The main side effects included dysuria, urinary frequency, hematuria, urinary tract infection, and bladder spasms. The incidences of side effects are shown in Table 3 (WHO criteria). Frequencies of symptoms were 21.2% in the mitoxantrone arm and 20% in the doxorubicin arm. One patient was unable to tolerate the dysuria induced by mitoxantrone, and was therefore excluded from the efficacy analysis. There was no significant difference in the frequency of side effects between the mitoxantrone and doxorubicin groups (p>0.99; Fisher's exact test). In this study, there was no recurrence of pulmonary tuberculosis or aggravation of pneumoconiosis during the period of intravesical treatment.

DISCUSSION

Nowadays, TUR is known as the most effective and standard treatment for superficial bladder tumors. However, nearly 50%-70% of patients develop recurrence following TUR, and progression was found in approximately 15% of these patients.(20) Adjuvant intravesical chemotherapy is able to decrease recurrence rates by 15%-18% during the first 2 years after TUR.(8) In several reports of adjuvant intravesical instillations of BCG, the recurrence rates even decreased by 20%-30%.(21-23) Despite BCG having been the most effective intravesical agent in recent years, the side effects are still prominent; complications include granulomatous and ulcerative cystitis, hepatitis, and lung infections.(24)

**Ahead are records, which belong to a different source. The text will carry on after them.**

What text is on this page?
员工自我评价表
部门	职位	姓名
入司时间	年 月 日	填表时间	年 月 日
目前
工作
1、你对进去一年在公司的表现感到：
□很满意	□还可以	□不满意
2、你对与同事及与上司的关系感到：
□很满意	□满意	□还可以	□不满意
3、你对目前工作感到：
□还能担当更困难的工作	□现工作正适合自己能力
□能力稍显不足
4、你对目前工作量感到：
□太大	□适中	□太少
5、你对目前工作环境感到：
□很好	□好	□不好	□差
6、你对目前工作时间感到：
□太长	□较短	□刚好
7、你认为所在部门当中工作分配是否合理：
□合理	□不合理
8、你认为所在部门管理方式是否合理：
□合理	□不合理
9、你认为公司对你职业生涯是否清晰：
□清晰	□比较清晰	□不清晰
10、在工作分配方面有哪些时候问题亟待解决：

According to the annual report on public health in Taiwan, coal miners, and those with pneumoconiosis and lung cancers are all high-risk groups for pulmonary tuberculosis infection.(17) This study was performed after 1994, and BCG instillations were not popular at that time. As there are many coal miners, and pneumoconiosis and pulmonary tuberculosis patients in our hospital, we were not certain of the influence of BCG instillations on pulmonary tuberculosis patients. This was why we selected doxorubicin and mitoxantrone as adjuvant intravesical agents in this study. In a subsequent study, we will compare the efficacy of mitoxantrone against BCG instillations. In the meantime, we hope to evaluate the influence of BCG instillations on pulmonary tuberculosis patients.
The recurrence rates after adjuvant doxorubicin instillation have been reported to be 30%-38% in earlier studies.(25) In this study, the recurrence rate (30%) of doxorubicin instillation was lower than those of several previous reports. This might be a result of a relatively smaller population and larger percentage of grade II disease in this study. Although mitoxantrone installation showed a slightly lower recurrence rate (27.3%) than doxorubicin treatment (30%) in this randomized study, there was no significant difference in the efficacy between these 2 groups.
Both mitoxantrone and doxorubicin are anthraquinone derivatives. The major difference between them is that mitoxantrone has more-intense and broader antitumor activity according to an in vitro study, and it also has high molecular weight with extensive binding to tissue.(26) Before this study, we tried to use 16 mg/ml of mitoxantrone as an intravesical dosage for patients. Unfortunately, several episodes of urinary irritation developed, which made patients intolerant of further treatment. That is why we selected 14 mg of mitoxantrone as the intravesical dosage. In this study, higher recurrence rates were noted especially for grade III tumors. A poor response rate was also found in the group of multicentrical lesions despite adjuvant intravesical treatments being given. These results are comparable with those of other previous reports.(8,19,20) Yet, there was only a small number of recurrent cases or multicentrical lesions enrolled in this study; thus, we recommend that these results should be confirmed using a larger population.
As for side effects, the incidence in the doxorubicin arm and that in the mitoxantrone arm were 20% and 21.2%, respectively. The severity of the side effects was mostly within grade II (WHO criteria). However, there was also no significant difference between these 2 groups. There was no recurrence of pulmonary tuberculosis or episodes of myelosuppression during the follow-up period, implying that these 2 intravesical agents can be used safely.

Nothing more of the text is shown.